I get an idea in my mind and it’ll keep playing with me until I make it happen – introducing a trail running adventure along the River Mole between Leatherhead and Dorking on the Mole Gap Trail on Sunday morning. I can’t remember where the idea of this first came about – maybe some Instagram stalking or running group FOMO (fear of missing out) – but after discovering the area around Leatherhead on my 30th birthday 30 mile run and many adventures around Boxhill, I knew I had to explore this well trodden trail.
Before most of the city woke on Sunday, I jumped on a train in Wimbledon and after just a 25 minute journey I arrived in Leatherhead, ready to run. With directions downloaded from the Surrey Life website, I followed the signs to the town centre, found the Running Horse pub (very aptly named) and crossed the bridge to follow the River Mole to Norbury Park. The trail is marked with silver arrows and treasure hunt-like notes to guide you on your way and looking around to spot the next glint of silver really added to the sense of adventure and fun of discovering a new trail. It meandered around the natural curves of the river, staying close to the line of the railway track towards Dorking, but was definitely not flat with interesting and sometimes unexpected gradients as an added challenge.
The path leads you through many a kissing gate, over the river back and forth, through farmland, perfectly placed picnic spots and benches and out into open meadows with the feeling of space and a closeness to nature. After 6km I found myself at a familiar spot near Boxhill and Westhumble station, where my desire to climb Boxhill was too strong and I took a detour from the trail to cross the Stepping Stones and follow my nose to the top for an incredible view of the Surrey Hills and beyond.
To complete the trail in its entirety, resist the urge to climb Boxhill, cross over Chapel Lane and onto the Pilgrims Way.
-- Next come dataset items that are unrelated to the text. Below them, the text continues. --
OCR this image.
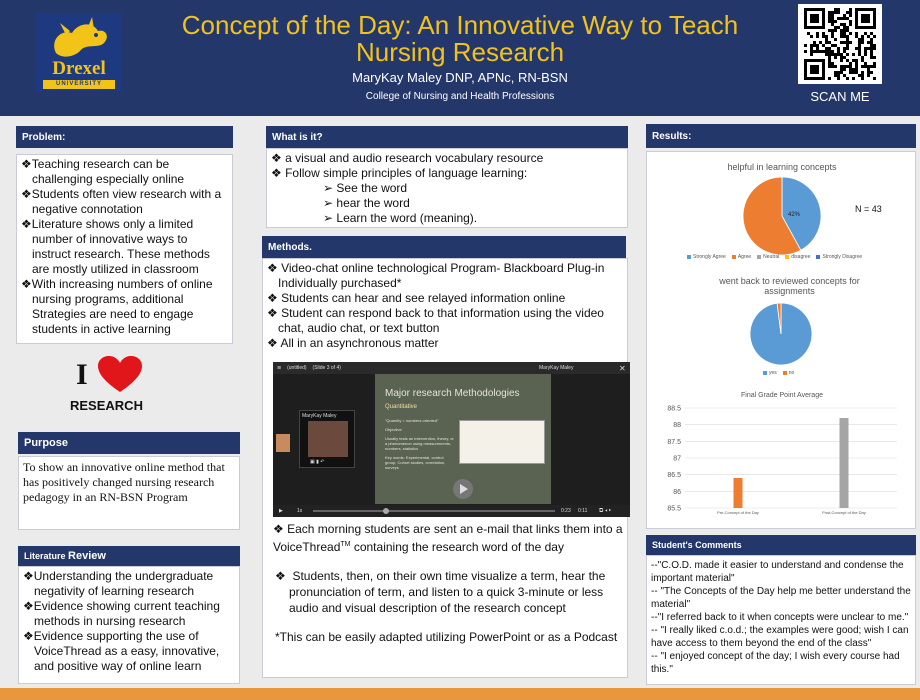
Drexel
UNIVERSITY
Concept of the Day: An Innovative Way to Teach
Nursing Research
MaryKay Maley DNP, APNc, RN-BSN
College of Nursing and Health Professions	SCAN ME
Problem:
❖Teaching research can be challenging especially online
❖Students often view research with a negative connotation
❖Literature shows only a limited number of innovative ways to instruct research. These methods are mostly utilized in classroom
❖With increasing numbers of online nursing programs, additional Strategies are need to engage students in active learning
I
RESEARCH
Purpose
To show an innovative online method that has positively changed nursing research pedagogy in an RN-BSN Program
Literature
Review
❖Understanding the undergraduate negativity of learning research
❖Evidence showing current teaching methods in nursing research
❖Evidence supporting the use of VoiceThread as a easy, innovative, and positive way of online learn
What is it?
❖ a visual and audio research vocabulary resource
❖ Follow simple principles of language learning:
➢ See the word
➢ hear the word
➢ Learn the word (meaning).
Methods.
❖ Video-chat online technological Program- Blackboard Plug-in Individually purchased*
❖ Students can hear and see relayed information online
❖ Student can respond back to that information using the video chat, audio chat, or text button
❖ All in an asynchronous matter
≡ (untitled) (Slide 3 of 4)	MaryKay Maley	✕
MaryKay Maley
▣ ▮ ↶
Major research Methodologies
Quantitative
"Quantity = numbers oriented"
Objective
Usually tests an intervention, theory, or a phenomenon using measurements, numbers, statistics
Key words: Experimental, control group, Cohort studies, correlation, surveys
▶	1x	0:23 0:11 ⧉ ◂ ▸
❖ Each morning students are sent an e-mail that links them into a VoiceThread™ containing the research word of the day
❖  Students, then, on their own time visualize a term, hear the pronunciation of term, and listen to a quick 3-minute or less audio and visual description of the research concept
*This can be easily adapted utilizing PowerPoint or as a Podcast
Results:
helpful in learning concepts
42%
N = 43
Strongly Agree Agree Neutral disagree Strongly Disagree
went back to reviewed concepts for assignments
yes no
Final Grade Point Average
85.5
86
86.5
87
87.5
88
88.5
Pre-Concept of the Day	Post-Concept of the Day
Student's Comments
--"C.O.D. made it easier to understand and condense the important material"
-- "The Concepts of the Day help me better understand the material"
--"I referred back to it when concepts were unclear to me."
-- "I really liked c.o.d.; the examples were good; wish I can have access to them beyond the end of the class"
-- "I enjoyed concept of the day; I wish every course had this."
The trail continues then crosses the North Downs Way and keeping straight ahead brings you into the vineyards of Denbies Wine Estate and into Dorking at the railway station, the end point of the route.
After 10km/6 miles you can retrace your steps or detour back towards Leatherhead on the many trails, or jump on the train at Dorking to head back to London. Although a well marked and trodden path, I had the trail mostly to myself on Sunday morning – a stark contrast from the herds of keen cyclists on top of Boxhill – so it’s a great one to enjoy solo for a bit of peace and quiet. As I described there are also many additions or regressions to the trail to either extend or shorten it, making it ideal for groups of walkers or runners of different abilities and preferences.
Will you be following the shiny silver arrows on an adventure soon? I hope so! It sparked so many great memories of childhood treasure hunts and games of hide and seek, only I’m now 30 years old, but can still enjoy the thrill of it all!